If the sound of jazz is about being authentically American, the sound of Santana is about being authentically Chicano – a sense of creative and profoundly intellectual nationhood and meaningful democracy many a hyphenated American holds dear. Whither Malaysian music? We Malaysians are yet to evolve musically-intellectually-nationalistically in the sense that jazz and Chicano rock have demonstrated.

The closest we have come to is, again, in the artifacts produced by award-winning jazz producers who are able to bring the diverse races together to produce music that touches the human spirit and moves the soul into metaphysical heights - as perhaps what Sir Isaac Newton said about the metaphysicality of the music of the spheres.

In Malaysia, we need more musicians who can get together cross-culturally and play music that will create a sense of true multi-cultural nationhood.

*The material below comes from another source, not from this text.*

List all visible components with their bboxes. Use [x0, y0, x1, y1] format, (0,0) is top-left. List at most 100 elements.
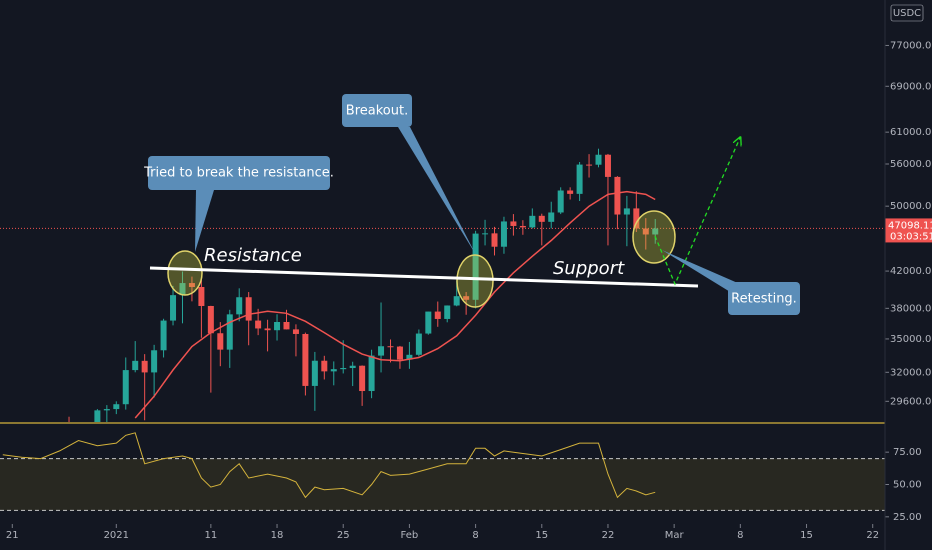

I am reminded by the brilliantly produced Malaysian album of the early 1990s, Zainal Abidin’s Hijau. It embodied the transculturalism of not only the music but also the musicians and the musical instruments. It makes a great educational piece for teachers to teach the meaning of multi-culturalism and radical critique on the social ills that have plagued and continue to plague Malaysia.

This brand of transculturalism reminds me of my childhood days of watching countless games of the Merdeka Cup of the 1970s in which names of the soccer heroes will forever be in my mind – the great striker Shaharuddin Abdullah, the great goalkeeper V. Arumugam, and the great defender Soh Chin Aun, and the great captain Santokh Singh. That was a truly nationalist team as how great leaders like Tunku Abdul Rahman and Hussein Onn would have us feel and believe. That was a great moment in nationalism!